- Theatrical release poster
- Directed by: Ingmar Bergman
- Written by: Ingmar Bergman (uncredited)
- Produced by: Rune Waldekranz
- Starring: Åke Grönberg Harriet Andersson Hasse Ekman
- Cinematography: Hilding Bladh Sven Nykvist
- Edited by: Carl-Olov Skeppstedt
- Distributed by: Sandrew-Baumanfilm AB
- Release date: 14 September 1953;
- Running time: 93 minutes
- Country: Sweden
- Language: Swedish

= Sawdust and Tinsel =

1953 film by Ingmar Bergman

Sawdust and Tinsel (Gycklarnas afton; also released under the English titles Sunset of a Clown and The Naked Night) is a 1953 Swedish drama film written and directed by Ingmar Bergman.

==Plot==

A travelling circus in Scania, Sweden, around the turn of the century. The circus owner and ringmaster, Albert, and his mistress, the equestrienne Anne, are facing financial difficulties and relationship problems. They are moving to a town where Albert's wife is living with his three sons; he has not been there for three years. A story is recounted where the clown, Frost, discovers that a beautiful lady bathing nude is actually his wife Alma. They seek help from a theatre director, who insults their appearance but lends them clothes. Anne encounters a man named Frans, who pursues her despite her rejection. The circus members face humiliation and horse confiscation from the police. Anne pleads with Albert not to leave her, but he remains determined to return to his wife. Anne turns to Frans for support, leading to a sexual encounter. Albert discovers the truth and confronts Anne, resulting in a chaotic scene. The circus prepares for a performance, during which Albert and Frans engage in a physical fight. Albert contemplates suicide but ultimately shoots the circus bear instead. The circus moves on, and Albert and Anne share a meaningful glance.

==Cast==
- Åke Grönberg as Albert Johansson
- Harriet Andersson as Anne
- Hasse Ekman as Frans
- Anders Ek as Frost
- Gudrun Brost as Alma
- Annika Tretow as Agda
- Erik Strandmark as Jens
- Gunnar Björnstrand as Mr. Sjuberg
- Curt Löwgren as Blom

==Reception==
It has a 92% approval rating from 12 reviews listed at Rotten Tomatoes. The film ranked 6th on Cahiers du Cinéma's Top 10 Films of the Year List in 1957. In 2012 it was voted one of the 25 best Swedish films of all time. The film was shown as part of an Ingmar Bergman Retrospective at the 61st Berlin International Film Festival in 2011.

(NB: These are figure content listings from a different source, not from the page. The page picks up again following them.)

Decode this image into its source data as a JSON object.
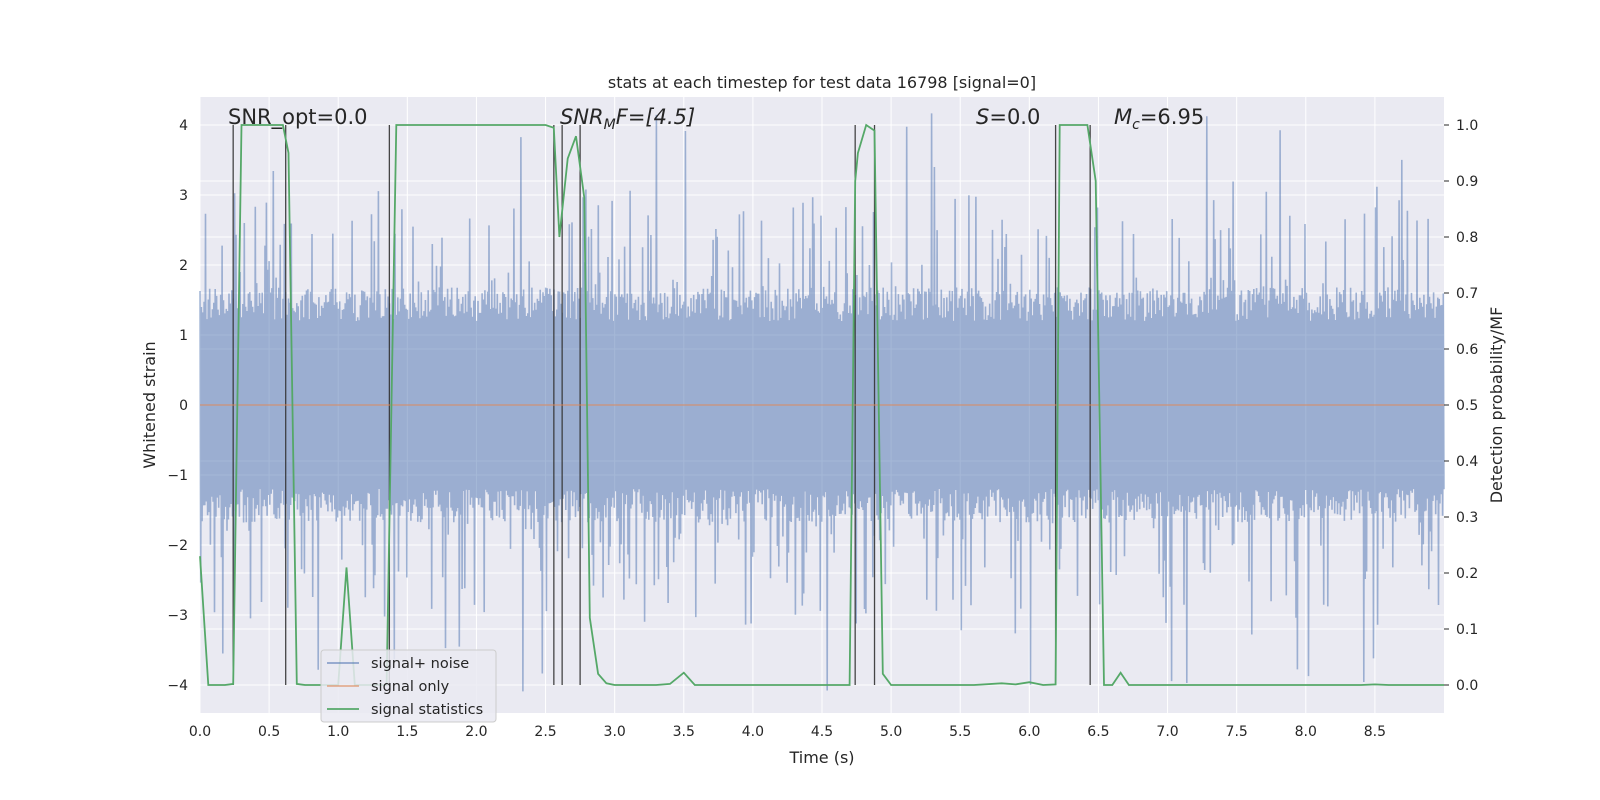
{
  "chart_data": {
    "type": "line",
    "title": "stats at each timestep for test data 16798 [signal=0]",
    "xlabel": "Time (s)",
    "ylabel": "Whitened strain",
    "ylabel_right": "Detection probability/MF",
    "xlim": [
      0.0,
      9.0
    ],
    "ylim": [
      -4.4,
      4.4
    ],
    "ylim_right": [
      -0.05,
      1.05
    ],
    "x_ticks": [
      "0.0",
      "0.5",
      "1.0",
      "1.5",
      "2.0",
      "2.5",
      "3.0",
      "3.5",
      "4.0",
      "4.5",
      "5.0",
      "5.5",
      "6.0",
      "6.5",
      "7.0",
      "7.5",
      "8.0",
      "8.5"
    ],
    "y_ticks": [
      "−4",
      "−3",
      "−2",
      "−1",
      "0",
      "1",
      "2",
      "3",
      "4"
    ],
    "y_ticks_right": [
      "0.0",
      "0.1",
      "0.2",
      "0.3",
      "0.4",
      "0.5",
      "0.6",
      "0.7",
      "0.8",
      "0.9",
      "1.0"
    ],
    "grid": true,
    "legend_position": "lower-left",
    "annotations": {
      "snr_opt": "SNR_opt=0.0",
      "snr_mf_main": "SNR",
      "snr_mf_sub": "M",
      "snr_mf_tail": "F=[4.5]",
      "s": "S",
      "s_tail": "=0.0",
      "mc_main": "M",
      "mc_sub": "c",
      "mc_tail": "=6.95"
    },
    "vertical_markers": [
      0.24,
      0.62,
      1.37,
      2.56,
      2.62,
      2.75,
      4.74,
      4.88,
      6.19,
      6.44
    ],
    "series": [
      {
        "name": "signal+ noise",
        "color": "#4c72b0",
        "noise_envelope": {
          "dense_band": [
            -1.6,
            1.6
          ],
          "typical_peak": 3.0,
          "max_peak": 4.2
        }
      },
      {
        "name": "signal only",
        "color": "#dd8452",
        "values_flat": 0.0
      },
      {
        "name": "signal statistics",
        "color": "#55a868",
        "axis": "right",
        "x": [
          0.0,
          0.06,
          0.12,
          0.18,
          0.24,
          0.3,
          0.36,
          0.42,
          0.48,
          0.54,
          0.6,
          0.64,
          0.7,
          0.76,
          0.82,
          0.88,
          0.94,
          1.0,
          1.06,
          1.12,
          1.18,
          1.24,
          1.3,
          1.35,
          1.42,
          1.48,
          1.54,
          1.6,
          1.7,
          1.8,
          1.9,
          2.0,
          2.1,
          2.2,
          2.3,
          2.4,
          2.5,
          2.56,
          2.6,
          2.66,
          2.72,
          2.78,
          2.82,
          2.88,
          2.94,
          3.0,
          3.1,
          3.2,
          3.3,
          3.4,
          3.5,
          3.58,
          3.64,
          3.7,
          3.8,
          3.9,
          4.0,
          4.2,
          4.4,
          4.6,
          4.7,
          4.74,
          4.76,
          4.82,
          4.88,
          4.94,
          5.0,
          5.2,
          5.4,
          5.6,
          5.8,
          5.9,
          6.0,
          6.1,
          6.19,
          6.22,
          6.3,
          6.36,
          6.42,
          6.48,
          6.54,
          6.6,
          6.66,
          6.72,
          6.8,
          7.0,
          7.5,
          8.0,
          8.4,
          8.5,
          8.6,
          9.0
        ],
        "values": [
          0.23,
          0.0,
          0.0,
          0.0,
          0.002,
          1.0,
          1.0,
          1.0,
          1.0,
          1.0,
          1.0,
          0.95,
          0.002,
          0.0,
          0.0,
          0.0,
          0.0,
          0.0,
          0.21,
          0.0,
          0.0,
          0.0,
          0.0,
          0.0,
          1.0,
          1.0,
          1.0,
          1.0,
          1.0,
          1.0,
          1.0,
          1.0,
          1.0,
          1.0,
          1.0,
          1.0,
          1.0,
          0.995,
          0.8,
          0.94,
          0.98,
          0.87,
          0.12,
          0.02,
          0.003,
          0.0,
          0.0,
          0.0,
          0.0,
          0.002,
          0.022,
          0.0,
          0.0,
          0.0,
          0.0,
          0.0,
          0.0,
          0.0,
          0.0,
          0.0,
          0.0,
          0.9,
          0.95,
          1.0,
          0.99,
          0.02,
          0.0,
          0.0,
          0.0,
          0.0,
          0.003,
          0.001,
          0.005,
          0.0,
          0.001,
          1.0,
          1.0,
          1.0,
          1.0,
          0.9,
          0.0,
          0.0,
          0.022,
          0.0,
          0.0,
          0.0,
          0.0,
          0.0,
          0.0,
          0.001,
          0.0,
          0.0
        ]
      }
    ]
  },
  "legend": {
    "items": [
      {
        "label": "signal+ noise",
        "color": "#4c72b0"
      },
      {
        "label": "signal only",
        "color": "#dd8452"
      },
      {
        "label": "signal statistics",
        "color": "#55a868"
      }
    ]
  },
  "colors": {
    "plot_background": "#eaeaf2",
    "grid": "#ffffff",
    "marker_lines": "#333333"
  }
}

On its release in 1953, the film was largely panned by Swedish critics and audiences who found the film "coarse and sweaty." Though the run was fairly successful in Stockholm despite the poor reviews, in the provinces of the country, it was largely ignored. It did receive some notoriety outside Sweden and played in a number of important festivals to good reviews.